Development of a Quality Framework and Quality Indicators at the Bureau of Labor Statistics

Scott Fricker, Michael Horrigan, Polly Phipps, Lucilla Tan

U.S. Bureau of Labor Statistics

Abstract

In the last two years, the U.S. Bureau of Labor Statistics has undertaken a project to develop a quality framework for its four price programs. This initiative has included extensive review of quality concepts and frameworks, and systematic assessment of the metrics BLS price program managers use to evaluate quality. We summarize findings from that effort, distinguish between product and process quality components, and present the resulting framework and associated quality metrics. We then illustrate the potential application of this framework to efforts to monitor and report on quality in the Consumer Expenditure Survey. The implications of this work for evaluating both product and process quality in statistical organizations are discussed.

1.0  Introduction

The U.S. Bureau of Labor Statistics (BLS) is the principal fact-finding agency in the Federal Government for the broad fields of labor economics and labor conditions. Its key outputs can be broadly categorized into four divisions – prices; employment and unemployment; compensation and working conditions; and productivity – with multiple programs within each division. There has been considerable work going back decades on developing quality metrics for the various BLS programs, and periodic efforts to develop Bureau-wide models and tools to assess quality. However, there currently exists no comprehensive or systematic quality-assessment framework within the Bureau.

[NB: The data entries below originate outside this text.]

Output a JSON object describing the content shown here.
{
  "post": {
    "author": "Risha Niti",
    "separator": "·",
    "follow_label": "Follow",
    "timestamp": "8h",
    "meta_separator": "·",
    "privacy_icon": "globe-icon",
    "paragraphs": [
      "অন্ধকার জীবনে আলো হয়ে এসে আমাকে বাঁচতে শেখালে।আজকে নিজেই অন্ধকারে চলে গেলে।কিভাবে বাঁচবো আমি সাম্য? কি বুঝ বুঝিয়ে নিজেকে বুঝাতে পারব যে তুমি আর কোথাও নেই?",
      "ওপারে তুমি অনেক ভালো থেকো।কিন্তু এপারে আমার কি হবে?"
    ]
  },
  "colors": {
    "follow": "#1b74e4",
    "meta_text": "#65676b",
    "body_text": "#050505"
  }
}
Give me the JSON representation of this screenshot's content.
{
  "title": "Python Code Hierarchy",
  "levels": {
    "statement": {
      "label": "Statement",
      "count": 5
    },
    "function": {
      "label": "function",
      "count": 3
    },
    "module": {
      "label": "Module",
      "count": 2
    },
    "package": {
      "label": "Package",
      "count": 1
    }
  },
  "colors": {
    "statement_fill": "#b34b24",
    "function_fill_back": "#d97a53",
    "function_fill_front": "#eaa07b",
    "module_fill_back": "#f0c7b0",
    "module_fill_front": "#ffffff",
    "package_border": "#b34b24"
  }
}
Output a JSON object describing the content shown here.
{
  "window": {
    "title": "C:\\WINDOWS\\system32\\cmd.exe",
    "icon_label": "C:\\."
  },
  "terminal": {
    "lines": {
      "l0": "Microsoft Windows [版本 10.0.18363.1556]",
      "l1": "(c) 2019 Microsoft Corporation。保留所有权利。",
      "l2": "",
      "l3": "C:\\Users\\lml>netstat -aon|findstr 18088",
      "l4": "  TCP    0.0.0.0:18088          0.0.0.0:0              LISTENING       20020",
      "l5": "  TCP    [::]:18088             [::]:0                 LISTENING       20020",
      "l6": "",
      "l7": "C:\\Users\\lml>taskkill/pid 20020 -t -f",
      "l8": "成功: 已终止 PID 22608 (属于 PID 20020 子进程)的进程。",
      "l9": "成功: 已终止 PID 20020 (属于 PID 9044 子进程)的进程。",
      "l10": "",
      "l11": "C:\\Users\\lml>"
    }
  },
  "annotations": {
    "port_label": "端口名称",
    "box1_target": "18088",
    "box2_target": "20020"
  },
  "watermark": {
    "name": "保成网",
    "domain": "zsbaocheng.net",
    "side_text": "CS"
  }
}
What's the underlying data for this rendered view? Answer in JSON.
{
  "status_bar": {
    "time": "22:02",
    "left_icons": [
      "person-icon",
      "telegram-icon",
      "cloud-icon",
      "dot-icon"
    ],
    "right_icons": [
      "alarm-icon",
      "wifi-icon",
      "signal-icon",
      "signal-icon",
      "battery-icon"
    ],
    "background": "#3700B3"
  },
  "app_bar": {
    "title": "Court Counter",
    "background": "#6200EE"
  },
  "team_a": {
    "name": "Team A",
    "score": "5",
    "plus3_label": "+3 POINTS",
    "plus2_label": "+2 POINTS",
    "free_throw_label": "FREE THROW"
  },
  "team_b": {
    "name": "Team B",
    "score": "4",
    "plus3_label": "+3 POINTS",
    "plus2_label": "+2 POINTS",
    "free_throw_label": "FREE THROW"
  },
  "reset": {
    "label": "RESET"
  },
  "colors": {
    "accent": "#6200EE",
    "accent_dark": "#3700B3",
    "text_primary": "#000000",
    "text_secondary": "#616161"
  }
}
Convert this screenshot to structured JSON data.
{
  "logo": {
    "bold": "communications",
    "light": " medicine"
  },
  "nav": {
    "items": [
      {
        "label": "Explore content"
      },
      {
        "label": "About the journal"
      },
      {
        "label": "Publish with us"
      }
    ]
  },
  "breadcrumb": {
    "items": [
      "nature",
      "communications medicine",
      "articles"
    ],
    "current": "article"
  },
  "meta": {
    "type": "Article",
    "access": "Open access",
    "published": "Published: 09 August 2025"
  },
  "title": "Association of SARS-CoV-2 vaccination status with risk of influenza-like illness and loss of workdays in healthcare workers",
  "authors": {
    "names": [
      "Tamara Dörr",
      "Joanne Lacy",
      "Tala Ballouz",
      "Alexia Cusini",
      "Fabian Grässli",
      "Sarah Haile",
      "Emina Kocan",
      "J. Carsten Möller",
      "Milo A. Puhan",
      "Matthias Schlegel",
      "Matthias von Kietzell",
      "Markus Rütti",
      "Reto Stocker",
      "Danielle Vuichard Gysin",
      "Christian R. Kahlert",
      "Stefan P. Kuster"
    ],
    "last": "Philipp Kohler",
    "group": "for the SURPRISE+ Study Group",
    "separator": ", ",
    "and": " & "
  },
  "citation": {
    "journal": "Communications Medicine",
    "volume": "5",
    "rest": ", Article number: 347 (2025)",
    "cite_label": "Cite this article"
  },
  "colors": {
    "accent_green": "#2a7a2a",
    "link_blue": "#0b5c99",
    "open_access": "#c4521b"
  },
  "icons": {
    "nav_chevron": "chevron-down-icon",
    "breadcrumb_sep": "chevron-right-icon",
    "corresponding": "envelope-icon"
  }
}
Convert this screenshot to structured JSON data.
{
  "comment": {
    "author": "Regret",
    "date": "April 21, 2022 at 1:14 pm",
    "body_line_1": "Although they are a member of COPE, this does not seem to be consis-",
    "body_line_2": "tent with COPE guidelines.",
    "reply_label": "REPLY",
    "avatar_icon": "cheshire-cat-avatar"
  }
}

In this paper, we describe recent efforts to develop a quality framework for the four BLS price programs: Consumer Price Index (CPI); Producer Price Index (PPI); International Price Program (IPP); and the Consumer Expenditure Survey (CE). This work was directed by the Associate Commissioner of the BLS Office of Prices and Living Conditions (OPLC), Dr. Michael Horrigan, in an effort to consolidate, optimize, and document quality procedures in these programs. In 2011, Dr. Horrigan initiated a series of meetings with OPLC senior managers to begin examining their quality practices and metrics, and asked two senior BLS survey methodologists to review and summarize quality frameworks used by U.S. and international survey organizations. The work described in this paper reflects iterative collaborations between these parties, and with technical experts in the CE branch tasked with developing a system for evaluating the impact of a redesigned CE on CE data quality.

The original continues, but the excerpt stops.